Jazzige Moll-Blues-Griffe in Gm

Smoother Sound ohne Stress

Dieses Stück lebt von den Details. Obwohl sich hinter „I'm on my way“ ein einfaches Moll-Blues-Schema verbirgt, steckt bereits eine Menge Jazz in diesem Song. Ganz im Stile von Carlos Santana oder Eric Clapton kannst Du bei diesem Begleitschema mit einfachsten Mitteln nach richtig melodiöser Jazz-Gitarre klingen.

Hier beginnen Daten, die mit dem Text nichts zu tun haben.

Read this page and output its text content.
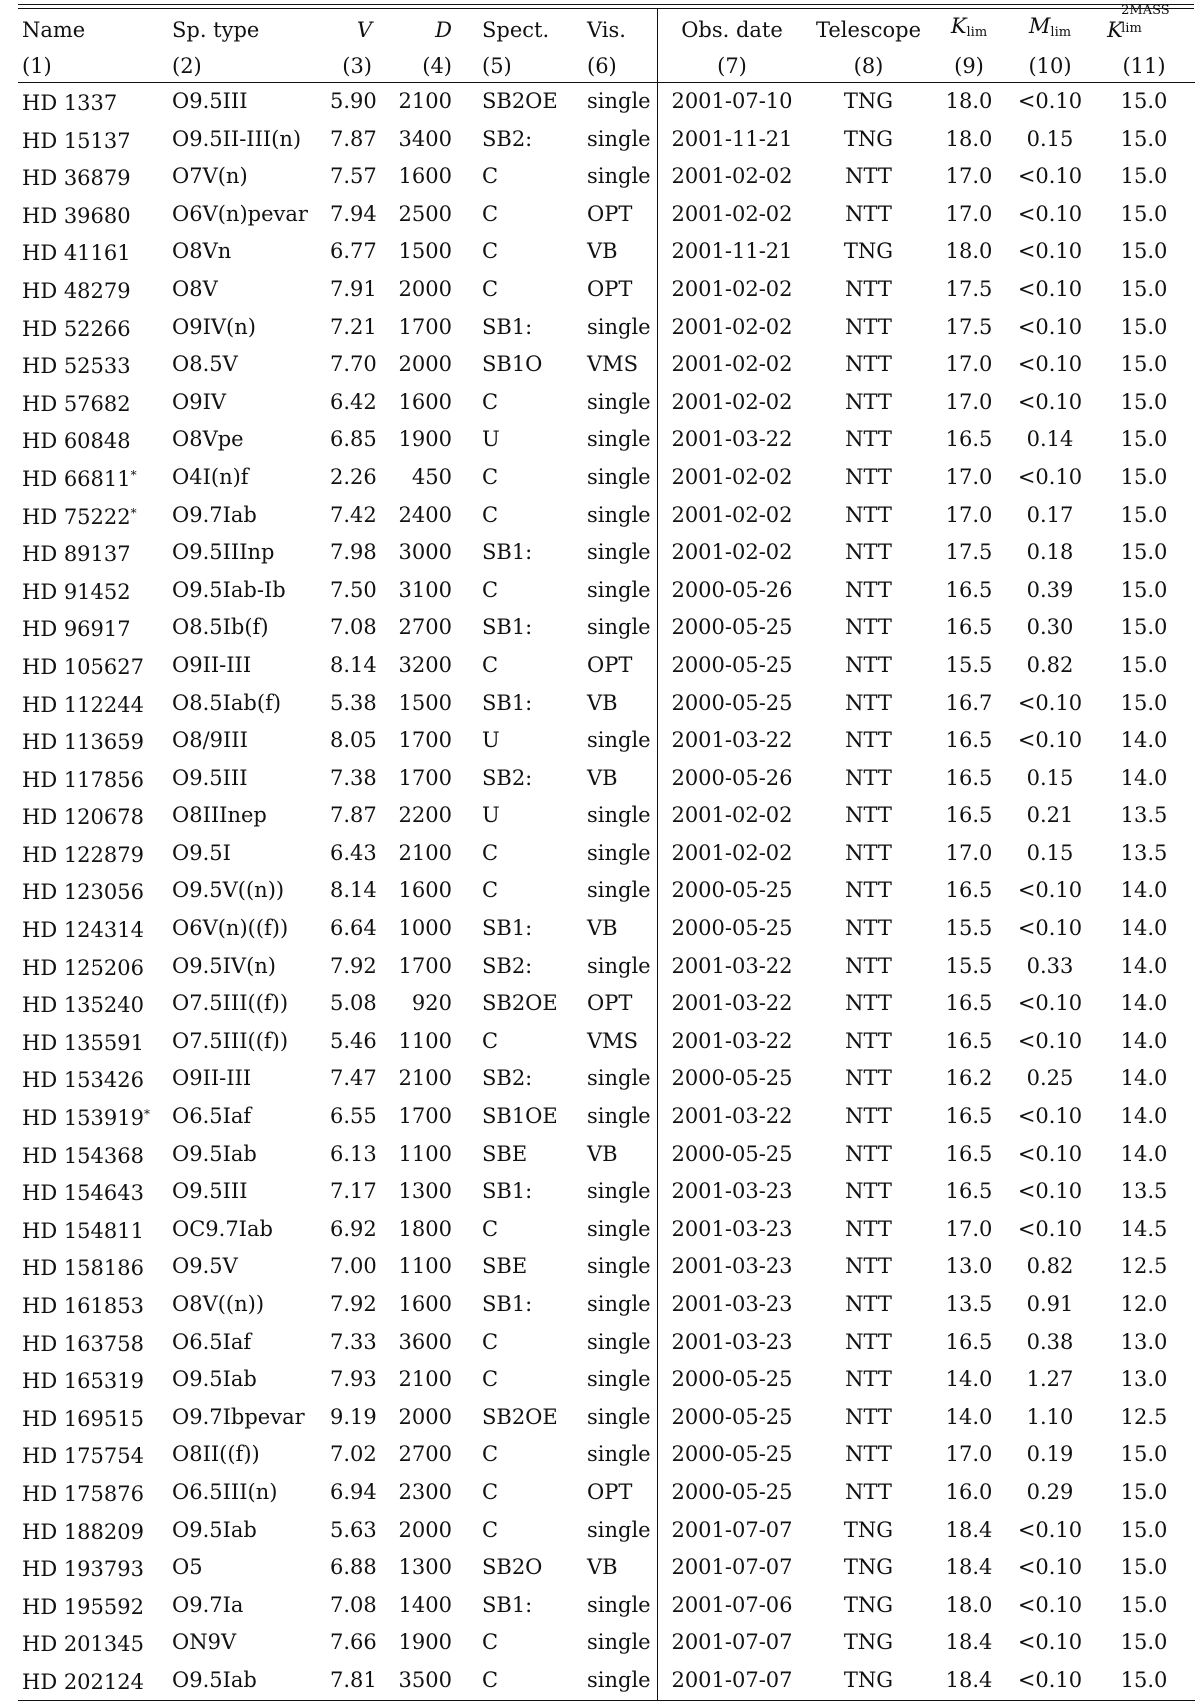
Name	Sp. type	V	D	Spect.	Vis.	Obs. date	Telescope	$K_{lim}$	$M_{lim}$	K
2MASS
lim

(1)	(2)	(3)	(4)	(5)	(6)	(7)	(8)	(9)	(10)	(11)
HD 1337	O9.5III	5.90	2100	SB2OE	single	2001-07-10	TNG	18.0	<0.10	15.0
HD 15137	O9.5II-III(n)	7.87	3400	SB2:	single	2001-11-21	TNG	18.0	0.15	15.0
HD 36879	O7V(n)	7.57	1600	C	single	2001-02-02	NTT	17.0	<0.10	15.0
HD 39680	O6V(n)pevar	7.94	2500	C	OPT	2001-02-02	NTT	17.0	<0.10	15.0
HD 41161	O8Vn	6.77	1500	C	VB	2001-11-21	TNG	18.0	<0.10	15.0
HD 48279	O8V	7.91	2000	C	OPT	2001-02-02	NTT	17.5	<0.10	15.0
HD 52266	O9IV(n)	7.21	1700	SB1:	single	2001-02-02	NTT	17.5	<0.10	15.0
HD 52533	O8.5V	7.70	2000	SB1O	VMS	2001-02-02	NTT	17.0	<0.10	15.0
HD 57682	O9IV	6.42	1600	C	single	2001-02-02	NTT	17.0	<0.10	15.0
HD 60848	O8Vpe	6.85	1900	U	single	2001-03-22	NTT	16.5	0.14	15.0
HD 66811*	O4I(n)f	2.26	450	C	single	2001-02-02	NTT	17.0	<0.10	15.0
HD 75222*	O9.7Iab	7.42	2400	C	single	2001-02-02	NTT	17.0	0.17	15.0
HD 89137	O9.5IIInp	7.98	3000	SB1:	single	2001-02-02	NTT	17.5	0.18	15.0
HD 91452	O9.5Iab-Ib	7.50	3100	C	single	2000-05-26	NTT	16.5	0.39	15.0
HD 96917	O8.5Ib(f)	7.08	2700	SB1:	single	2000-05-25	NTT	16.5	0.30	15.0
HD 105627	O9II-III	8.14	3200	C	OPT	2000-05-25	NTT	15.5	0.82	15.0
HD 112244	O8.5Iab(f)	5.38	1500	SB1:	VB	2000-05-25	NTT	16.7	<0.10	15.0
HD 113659	O8/9III	8.05	1700	U	single	2001-03-22	NTT	16.5	<0.10	14.0
HD 117856	O9.5III	7.38	1700	SB2:	VB	2000-05-26	NTT	16.5	0.15	14.0
HD 120678	O8IIInep	7.87	2200	U	single	2001-02-02	NTT	16.5	0.21	13.5
HD 122879	O9.5I	6.43	2100	C	single	2001-02-02	NTT	17.0	0.15	13.5
HD 123056	O9.5V((n))	8.14	1600	C	single	2000-05-25	NTT	16.5	<0.10	14.0
HD 124314	O6V(n)((f))	6.64	1000	SB1:	VB	2000-05-25	NTT	15.5	<0.10	14.0
HD 125206	O9.5IV(n)	7.92	1700	SB2:	single	2001-03-22	NTT	15.5	0.33	14.0
HD 135240	O7.5III((f))	5.08	920	SB2OE	OPT	2001-03-22	NTT	16.5	<0.10	14.0
HD 135591	O7.5III((f))	5.46	1100	C	VMS	2001-03-22	NTT	16.5	<0.10	14.0
HD 153426	O9II-III	7.47	2100	SB2:	single	2000-05-25	NTT	16.2	0.25	14.0
HD 153919*	O6.5Iaf	6.55	1700	SB1OE	single	2001-03-22	NTT	16.5	<0.10	14.0
HD 154368	O9.5Iab	6.13	1100	SBE	VB	2000-05-25	NTT	16.5	<0.10	14.0
HD 154643	O9.5III	7.17	1300	SB1:	single	2001-03-23	NTT	16.5	<0.10	13.5
HD 154811	OC9.7Iab	6.92	1800	C	single	2001-03-23	NTT	17.0	<0.10	14.5
HD 158186	O9.5V	7.00	1100	SBE	single	2001-03-23	NTT	13.0	0.82	12.5
HD 161853	O8V((n))	7.92	1600	SB1:	single	2001-03-23	NTT	13.5	0.91	12.0
HD 163758	O6.5Iaf	7.33	3600	C	single	2001-03-23	NTT	16.5	0.38	13.0
HD 165319	O9.5Iab	7.93	2100	C	single	2000-05-25	NTT	14.0	1.27	13.0
HD 169515	O9.7Ibpevar	9.19	2000	SB2OE	single	2000-05-25	NTT	14.0	1.10	12.5
HD 175754	O8II((f))	7.02	2700	C	single	2000-05-25	NTT	17.0	0.19	15.0
HD 175876	O6.5III(n)	6.94	2300	C	OPT	2000-05-25	NTT	16.0	0.29	15.0
HD 188209	O9.5Iab	5.63	2000	C	single	2001-07-07	TNG	18.4	<0.10	15.0
HD 193793	O5	6.88	1300	SB2O	VB	2001-07-07	TNG	18.4	<0.10	15.0
HD 195592	O9.7Ia	7.08	1400	SB1:	single	2001-07-06	TNG	18.0	<0.10	15.0
HD 201345	ON9V	7.66	1900	C	single	2001-07-07	TNG	18.4	<0.10	15.0
HD 202124	O9.5Iab	7.81	3500	C	single	2001-07-07	TNG	18.4	<0.10	15.0
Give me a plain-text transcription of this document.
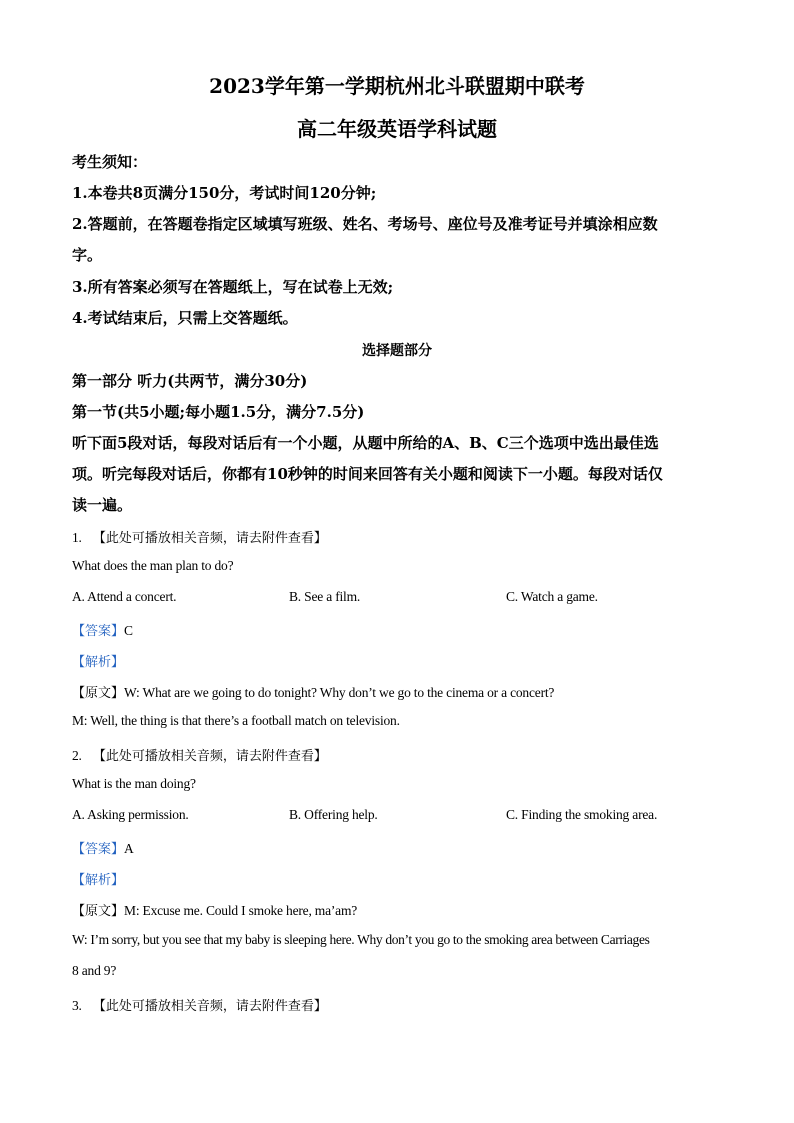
2023学年第一学期杭州北斗联盟期中联考
高二年级英语学科试题
考生须知：
1.本卷共8页满分150分，考试时间120分钟;
2.答题前，在答题卷指定区域填写班级、姓名、考场号、座位号及准考证号并填涂相应数
字。
3.所有答案必须写在答题纸上，写在试卷上无效;
4.考试结束后，只需上交答题纸。
选择题部分
第一部分 听力(共两节，满分30分)
第一节(共5小题;每小题1.5分，满分7.5分)
听下面5段对话，每段对话后有一个小题，从题中所给的A、B、C三个选项中选出最佳选
项。听完每段对话后，你都有10秒钟的时间来回答有关小题和阅读下一小题。每段对话仅
读一遍。
1. 【此处可播放相关音频，请去附件查看】
What does the man plan to do?
A. Attend a concert.	B. See a film.	C. Watch a game.
【答案】C
【解析】
【原文】W: What are we going to do tonight? Why don’t we go to the cinema or a concert?
M: Well, the thing is that there’s a football match on television.
2. 【此处可播放相关音频，请去附件查看】
What is the man doing?
A. Asking permission.	B. Offering help.	C. Finding the smoking area.
【答案】A
【解析】
【原文】M: Excuse me. Could I smoke here, ma’am?
W: I’m sorry, but you see that my baby is sleeping here. Why don’t you go to the smoking area between Carriages
8 and 9?
3. 【此处可播放相关音频，请去附件查看】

Das liegt vor allem an den Akkorden. Diese sind im Kern zwar schlichte Dur- und Moll-Griffe geht. Doch der ein oder andere Spezialgriff ist eben auch mit an Bord. Und das verleiht der ganzen Sache eine gewisse Würze.

Volle Klang-Breite gefordert

Mit einfachen Powerchords wirst Du diesem Song nicht mehr gerecht. Hier geht es darum, die Akkorde möglichst in ihrer ganzen Klangvielfalt auszuspielen. Die Gute Nachricht lautet: es sind alles Standard-Griffe!

Moll-Blues in Gm
Typischer Moll-Blues in Gm:
Die Akkorde sorgen für Klangvielfalt
Der A-Teil (Takt 1 – 4) enthält lediglich drei Griffe: G-Moll, C-Moll7 und D-Moll7 (beide gleich gegriffen und nur um einen Ganzton, also zwei Bünde, nach oben versetzt). Doch obwohl die Griffweise simpel erscheint, macht vielen der Rhythmus zu schaffen.

 

Ein Takt – zwei Hälften

Der teilt die Takte in zwei Hälften ein: eine mit der Betonung auf den Beat (z.B. Zählzeit 1+2 in Takt 1 bzw. 3+4 in Takt 2) und die jeweils andere mit dem Akkord auf die Off-Beats (also Zählzeit 3und+4und in Takt 1 bzw. 1und+2und in Takt 2). Um dem Groove noch zusätzlich einzuheizen, ist der Cm7 vorgezogen, d.h. er wird auf Zählzeit 4und gespielt.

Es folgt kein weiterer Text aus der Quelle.